Covisibilité – R. 111-27 du code de l’urbanisme – Protection des abords – Monument historique – Atteinte (oui)
Par sa décision en date du 22 septembre 2022, le Conseil d’État vient préciser que la légalité d’une autorisation d’urbanisme peut être contestée sur le fondement de l’article R.111-27 du code de l’urbanisme au regard de l’atteinte que porte un projet sur un monument historique du fait de leur covisibilité et ce, même dans le cas où le projet éolien en cause ne se trouve pas dans le périmètre des abords de protection de ce monument historique.
En l’espèce, le Conseil d’État était saisi d’un pourvoi dirigé contre la décision par laquelle la Cour administrative d’appel de Lyon a annulé le refus du préfet de Côte-d’Or d’accorder une autorisation d’exploiter un parc de cinq éoliennes, au motif que le préfet n’avait pu prendre en considération la covisibilité du parc avec deux monuments historiques pour caractériser une atteinte au sens de l’article R.111-27 du code de l’urbanisme.
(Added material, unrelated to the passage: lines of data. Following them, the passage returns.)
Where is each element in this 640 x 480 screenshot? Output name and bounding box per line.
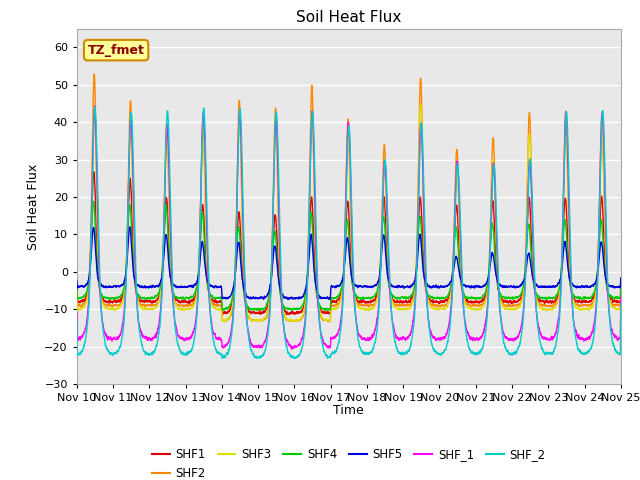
SHF2 (171, 298, 179, 304)
SHF_1 (329, 335, 337, 340)
Line: SHF1: SHF1 (77, 172, 621, 314)
SHF5 (126, 224, 134, 230)
X-axis label: Time: Time (333, 405, 364, 418)
SHF1 (616, 300, 624, 305)
Y-axis label: Soil Heat Flux: Soil Heat Flux (27, 163, 40, 250)
SHF4 (616, 295, 624, 300)
SHF4 (90, 199, 97, 204)
SHF_2 (617, 301, 625, 307)
SHF_1 (471, 336, 479, 342)
SHF3 (617, 285, 625, 290)
SHF_2 (616, 351, 624, 357)
SHF_1 (288, 346, 296, 352)
Line: SHF5: SHF5 (77, 227, 621, 299)
SHF5 (171, 282, 179, 288)
SHF_2 (471, 352, 479, 358)
SHF_1 (91, 104, 99, 109)
SHF5 (73, 278, 81, 284)
SHF2 (90, 71, 98, 77)
SHF4 (471, 296, 479, 301)
SHF5 (284, 296, 292, 302)
SHF2 (616, 303, 624, 309)
SHF1 (285, 312, 292, 317)
SHF1 (617, 281, 625, 287)
SHF5 (617, 275, 625, 281)
SHF2 (324, 319, 332, 324)
SHF_2 (329, 349, 337, 355)
SHF3 (326, 319, 334, 325)
SHF4 (441, 295, 449, 300)
SHF4 (329, 295, 337, 301)
SHF1 (329, 299, 337, 305)
SHF1 (471, 299, 479, 304)
SHF3 (171, 299, 179, 304)
SHF3 (616, 306, 624, 312)
SHF5 (616, 284, 624, 289)
SHF1 (502, 299, 509, 305)
SHF2 (73, 289, 81, 295)
SHF_2 (73, 318, 81, 324)
SHF2 (471, 303, 479, 309)
Line: SHF4: SHF4 (77, 202, 621, 311)
SHF_2 (171, 318, 179, 324)
SHF_1 (441, 335, 449, 341)
SHF1 (171, 294, 179, 300)
SHF2 (617, 283, 625, 289)
SHF3 (417, 102, 424, 108)
SHF_2 (502, 346, 509, 351)
Legend: SHF1, SHF2, SHF3, SHF4, SHF5, SHF_1, SHF_2: SHF1, SHF2, SHF3, SHF4, SHF5, SHF_1, SHF… (147, 443, 550, 480)
Line: SHF3: SHF3 (77, 105, 621, 322)
SHF3 (441, 306, 449, 312)
SHF2 (441, 302, 449, 308)
SHF_1 (73, 310, 81, 316)
Line: SHF_1: SHF_1 (77, 107, 621, 349)
SHF1 (441, 298, 449, 304)
SHF3 (502, 306, 509, 312)
SHF1 (73, 288, 81, 293)
Title: Soil Heat Flux: Soil Heat Flux (296, 10, 401, 25)
SHF2 (502, 303, 509, 309)
SHF_1 (617, 295, 625, 300)
SHF_2 (441, 347, 449, 353)
SHF5 (441, 284, 449, 290)
SHF_1 (616, 335, 624, 340)
Text: TZ_fmet: TZ_fmet (88, 44, 145, 57)
Line: SHF_2: SHF_2 (77, 107, 621, 359)
SHF4 (617, 279, 625, 285)
Line: SHF2: SHF2 (77, 74, 621, 322)
SHF5 (329, 284, 337, 289)
SHF1 (90, 169, 98, 175)
SHF5 (502, 285, 509, 290)
SHF_1 (502, 335, 509, 340)
SHF_1 (171, 318, 179, 324)
SHF3 (471, 306, 479, 312)
SHF4 (73, 284, 81, 290)
SHF_2 (91, 104, 99, 110)
SHF3 (329, 305, 337, 311)
SHF3 (73, 291, 81, 297)
SHF4 (171, 293, 179, 299)
SHF4 (253, 308, 260, 313)
SHF2 (329, 303, 337, 309)
SHF4 (502, 296, 509, 301)
SHF5 (471, 284, 479, 290)
SHF_2 (292, 356, 300, 361)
La Cour avait en effet considéré que tenir compte de la covisibilité du projet avec ces monuments historiques, qui se trouvaient à plus de dix kilomètres du lieu d’implantation du parc, aurait eu pour effet de prolonger hors du périmètre de protection de ces monuments, la servitude d’utilité publique instituée par l’article L. 621-31 du code du patrimoine.
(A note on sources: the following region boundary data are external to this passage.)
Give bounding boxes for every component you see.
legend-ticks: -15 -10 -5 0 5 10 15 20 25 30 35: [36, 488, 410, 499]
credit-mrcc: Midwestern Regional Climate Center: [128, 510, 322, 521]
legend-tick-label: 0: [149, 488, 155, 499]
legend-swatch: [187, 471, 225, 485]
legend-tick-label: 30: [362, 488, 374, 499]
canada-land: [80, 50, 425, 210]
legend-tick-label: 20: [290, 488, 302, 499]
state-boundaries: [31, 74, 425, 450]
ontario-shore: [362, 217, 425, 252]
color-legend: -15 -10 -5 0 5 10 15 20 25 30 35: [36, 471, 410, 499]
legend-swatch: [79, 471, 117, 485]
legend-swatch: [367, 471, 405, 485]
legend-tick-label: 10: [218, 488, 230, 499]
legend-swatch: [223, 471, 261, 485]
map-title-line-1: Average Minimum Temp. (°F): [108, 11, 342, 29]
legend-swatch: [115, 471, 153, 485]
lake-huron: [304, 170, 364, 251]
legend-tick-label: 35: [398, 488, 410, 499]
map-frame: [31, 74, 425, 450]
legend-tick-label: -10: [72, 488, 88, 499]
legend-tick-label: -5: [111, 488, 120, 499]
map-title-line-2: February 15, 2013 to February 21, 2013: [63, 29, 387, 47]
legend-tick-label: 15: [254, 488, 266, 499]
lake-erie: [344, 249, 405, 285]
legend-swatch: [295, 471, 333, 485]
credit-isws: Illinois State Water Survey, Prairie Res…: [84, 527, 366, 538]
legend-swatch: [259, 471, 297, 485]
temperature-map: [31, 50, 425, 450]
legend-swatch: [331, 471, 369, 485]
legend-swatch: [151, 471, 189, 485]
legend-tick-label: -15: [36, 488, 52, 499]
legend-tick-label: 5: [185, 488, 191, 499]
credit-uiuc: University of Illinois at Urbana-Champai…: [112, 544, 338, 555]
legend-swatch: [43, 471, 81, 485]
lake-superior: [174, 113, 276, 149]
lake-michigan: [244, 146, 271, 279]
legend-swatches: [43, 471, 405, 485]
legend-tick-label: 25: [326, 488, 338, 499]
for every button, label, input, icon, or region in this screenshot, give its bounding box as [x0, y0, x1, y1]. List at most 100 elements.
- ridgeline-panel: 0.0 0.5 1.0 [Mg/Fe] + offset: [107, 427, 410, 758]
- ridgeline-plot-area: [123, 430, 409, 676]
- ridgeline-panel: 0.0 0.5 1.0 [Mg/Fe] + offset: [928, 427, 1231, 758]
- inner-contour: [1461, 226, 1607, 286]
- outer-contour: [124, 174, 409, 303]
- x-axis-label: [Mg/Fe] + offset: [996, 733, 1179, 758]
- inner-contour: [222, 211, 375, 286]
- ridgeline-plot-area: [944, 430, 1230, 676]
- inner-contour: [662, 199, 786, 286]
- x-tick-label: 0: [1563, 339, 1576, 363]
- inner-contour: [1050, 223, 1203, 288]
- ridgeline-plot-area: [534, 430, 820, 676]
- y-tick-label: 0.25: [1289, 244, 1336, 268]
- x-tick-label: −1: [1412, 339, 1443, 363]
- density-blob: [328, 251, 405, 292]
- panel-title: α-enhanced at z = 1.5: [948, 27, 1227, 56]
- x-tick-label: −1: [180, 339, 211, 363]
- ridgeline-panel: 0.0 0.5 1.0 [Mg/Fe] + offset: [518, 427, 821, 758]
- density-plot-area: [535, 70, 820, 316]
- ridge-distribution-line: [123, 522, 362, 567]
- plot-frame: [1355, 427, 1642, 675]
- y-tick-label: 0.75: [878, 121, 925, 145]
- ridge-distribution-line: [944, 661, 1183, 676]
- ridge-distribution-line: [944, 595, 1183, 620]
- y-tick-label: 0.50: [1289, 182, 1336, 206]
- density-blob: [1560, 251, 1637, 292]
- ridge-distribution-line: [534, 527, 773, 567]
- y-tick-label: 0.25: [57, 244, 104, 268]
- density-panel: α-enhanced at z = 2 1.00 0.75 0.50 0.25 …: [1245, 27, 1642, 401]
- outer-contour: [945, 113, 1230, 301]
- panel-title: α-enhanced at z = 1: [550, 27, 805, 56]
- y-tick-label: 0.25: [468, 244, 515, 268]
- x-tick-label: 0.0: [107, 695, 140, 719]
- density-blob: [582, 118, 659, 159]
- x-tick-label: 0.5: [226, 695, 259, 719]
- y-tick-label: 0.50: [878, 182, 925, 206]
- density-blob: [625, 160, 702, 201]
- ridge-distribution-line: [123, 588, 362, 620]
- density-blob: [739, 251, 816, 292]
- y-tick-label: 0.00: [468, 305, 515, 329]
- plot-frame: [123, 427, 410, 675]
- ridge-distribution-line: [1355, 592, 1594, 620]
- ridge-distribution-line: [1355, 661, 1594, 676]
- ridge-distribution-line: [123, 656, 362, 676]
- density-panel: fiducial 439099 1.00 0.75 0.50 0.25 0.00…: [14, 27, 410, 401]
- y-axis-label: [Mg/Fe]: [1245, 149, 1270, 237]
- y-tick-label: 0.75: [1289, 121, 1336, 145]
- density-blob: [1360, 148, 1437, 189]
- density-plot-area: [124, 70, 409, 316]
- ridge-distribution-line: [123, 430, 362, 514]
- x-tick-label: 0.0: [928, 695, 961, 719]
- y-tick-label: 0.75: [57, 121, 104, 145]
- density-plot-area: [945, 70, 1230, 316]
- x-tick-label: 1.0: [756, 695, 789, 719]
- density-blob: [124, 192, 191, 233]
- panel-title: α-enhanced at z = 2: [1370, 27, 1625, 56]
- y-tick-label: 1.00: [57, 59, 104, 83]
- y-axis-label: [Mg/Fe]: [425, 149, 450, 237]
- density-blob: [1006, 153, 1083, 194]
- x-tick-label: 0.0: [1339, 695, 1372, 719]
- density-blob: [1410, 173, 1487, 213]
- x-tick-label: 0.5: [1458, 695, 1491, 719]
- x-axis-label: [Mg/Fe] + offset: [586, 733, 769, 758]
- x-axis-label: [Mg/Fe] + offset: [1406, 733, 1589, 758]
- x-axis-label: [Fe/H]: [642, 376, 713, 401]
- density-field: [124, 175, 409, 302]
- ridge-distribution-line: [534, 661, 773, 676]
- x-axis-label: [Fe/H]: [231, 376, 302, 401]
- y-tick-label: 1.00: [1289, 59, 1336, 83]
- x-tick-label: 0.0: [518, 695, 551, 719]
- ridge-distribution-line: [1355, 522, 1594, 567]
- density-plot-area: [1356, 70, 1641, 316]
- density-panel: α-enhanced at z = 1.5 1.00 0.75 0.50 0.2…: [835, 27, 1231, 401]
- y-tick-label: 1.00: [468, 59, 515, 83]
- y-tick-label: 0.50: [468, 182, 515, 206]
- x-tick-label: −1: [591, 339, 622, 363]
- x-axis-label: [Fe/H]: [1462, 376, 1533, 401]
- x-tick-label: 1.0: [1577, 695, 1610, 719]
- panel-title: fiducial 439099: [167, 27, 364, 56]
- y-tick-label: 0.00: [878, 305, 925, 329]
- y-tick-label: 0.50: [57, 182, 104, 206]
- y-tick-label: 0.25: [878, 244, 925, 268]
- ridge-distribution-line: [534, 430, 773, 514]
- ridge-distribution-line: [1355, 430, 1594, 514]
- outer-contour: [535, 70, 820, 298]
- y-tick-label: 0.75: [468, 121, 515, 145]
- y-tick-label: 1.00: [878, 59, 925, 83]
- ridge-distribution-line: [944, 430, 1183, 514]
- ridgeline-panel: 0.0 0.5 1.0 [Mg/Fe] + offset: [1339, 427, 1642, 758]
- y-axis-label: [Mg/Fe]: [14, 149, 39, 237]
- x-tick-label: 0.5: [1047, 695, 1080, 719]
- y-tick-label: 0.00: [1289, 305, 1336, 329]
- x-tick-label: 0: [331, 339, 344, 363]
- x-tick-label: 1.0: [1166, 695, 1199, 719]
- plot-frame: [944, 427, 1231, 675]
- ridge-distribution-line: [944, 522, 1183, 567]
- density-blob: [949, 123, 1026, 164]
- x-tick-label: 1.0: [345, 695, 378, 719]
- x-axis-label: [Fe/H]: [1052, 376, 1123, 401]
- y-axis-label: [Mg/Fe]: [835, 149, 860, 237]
Pour annuler cet arrêt, le Conseil d’État commence par rappeler son considérant de principe issu de sa décision « Engoulevent », aux termes duquel, pour déterminer si un projet est susceptible de porter atteinte aux intérêts protégés par l’article R.111-27 du code de l’urbanisme, l’autorité compétente procède à un raisonnement en deux temps :
Pour rechercher l’existence d’une atteinte de nature à fonder le refus de permis de construire ou les prescriptions spéciales accompagnant la délivrance de ce permis, il lui appartient d’apprécier, dans un premier temps, la qualité du site sur lequel la construction est projetée et d’évaluer, dans un second temps, l’impact que cette construction, compte tenu de sa nature et de ses effets, pourrait avoir sur le site. Les dispositions de cet article excluent qu’il soit procédé, dans le second temps du raisonnement, à une balance d’intérêts divers en présence, autres que ceux mentionnés par cet article et le cas échéant, par le plan local d’urbanisme de la commune.
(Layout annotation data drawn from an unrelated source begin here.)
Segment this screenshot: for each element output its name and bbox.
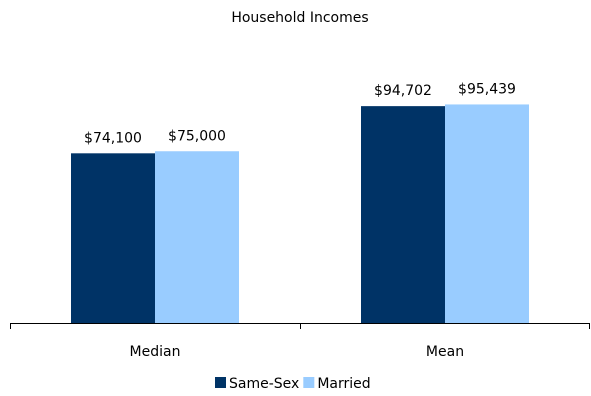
chart-title: Household Incomes xyxy=(231,10,368,26)
bar xyxy=(71,153,155,323)
value-label: $95,439 xyxy=(458,81,516,97)
legend-label: Married xyxy=(317,376,370,392)
legend-swatch xyxy=(303,377,315,388)
x-tick-label: Median xyxy=(130,344,181,360)
bar xyxy=(445,104,529,323)
bar xyxy=(155,151,239,323)
legend-swatch xyxy=(215,377,226,388)
value-label: $94,702 xyxy=(374,83,432,99)
value-label: $74,100 xyxy=(84,130,142,146)
value-label: $75,000 xyxy=(168,128,226,144)
x-tick-label: Mean xyxy=(426,344,464,360)
bar xyxy=(361,106,445,324)
legend-label: Same-Sex xyxy=(229,376,299,392)
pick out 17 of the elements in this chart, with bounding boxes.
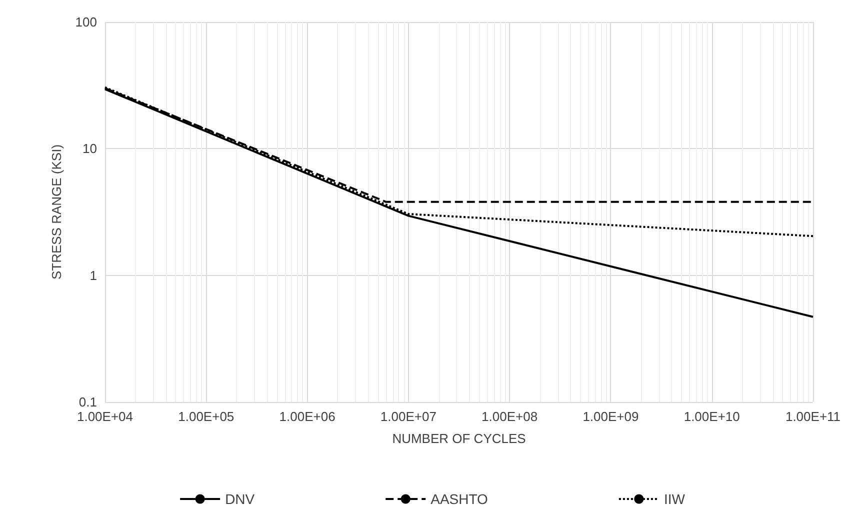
legend-label: DNV: [225, 491, 256, 507]
x-tick-label: 1.00E+10: [684, 409, 740, 424]
x-tick-label: 1.00E+09: [582, 409, 639, 424]
x-tick-label: 1.00E+05: [178, 409, 234, 424]
y-axis-title: STRESS RANGE (KSI): [49, 144, 64, 280]
legend-label: AASHTO: [430, 491, 488, 507]
y-tick-label: 0.1: [78, 394, 97, 410]
x-tick-label: 1.00E+07: [380, 409, 436, 424]
y-tick-label: 10: [82, 141, 97, 156]
y-tick-label: 1: [90, 268, 97, 283]
x-axis-title: NUMBER OF CYCLES: [392, 431, 526, 446]
x-tick-label: 1.00E+08: [482, 409, 538, 424]
x-tick-label: 1.00E+06: [279, 409, 336, 424]
legend-label: IIW: [664, 491, 686, 507]
x-tick-label: 1.00E+04: [76, 409, 134, 424]
x-tick-label: 1.00E+11: [785, 409, 841, 424]
y-tick-label: 100: [75, 14, 97, 30]
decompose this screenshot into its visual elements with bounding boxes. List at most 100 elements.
Il juge alors que lorsque la construction projetée se situe dans le champ de visibilité d’un monument historique, bien qu’en dehors du périmètre des abords de protection de celui-ci, l’autorisation peut également être contestée sur le fondement de l’article R.111-27 du code de l’urbanisme :
Pour apprécier aussi bien la qualité du site que l’impact de la construction projetée sur ce site, il appartient à l’autorité administrative, sous le contrôle du juge, de prendre en compte l’ensemble des éléments pertinents et notamment, le cas échéant, la covisibilité du projet avec des bâtiments remarquables, quelle que soit la protection dont ils bénéficient par ailleurs au titre d’autres législations.
Il résulte de ce qui précède qu’en jugeant que le critère de covisibilité avec des monuments historiques ne pouvait être utilement invoqué pour caractériser une atteinte contraire à l’article R.111-27 du code de l’urbanisme en raison de l’implantation du projet en dehors du périmètre de protection résultant des articles L.621-30 et L.621-31 du code du patrimoine, la cour administrative d’appel a commis une erreur de droit.
Ainsi que le précise le rapporteur public dans ses conclusions sur l’arrêt ici commenté, dans ces circonstances l’application de l’article R.111-27 n’a pas pour effet de prolonger hors du périmètre de protection les servitudes instituées par le code du patrimoine, mais de « préserver une « perspective monumentale » ou plus largement de prévenir les atteintes portées à un site à la qualité ou l’intérêt duquel le monument contribuerait particulièrement par son apparence extérieure« .
CE, 22 septembre 2022, n°455658, Tab. Leb.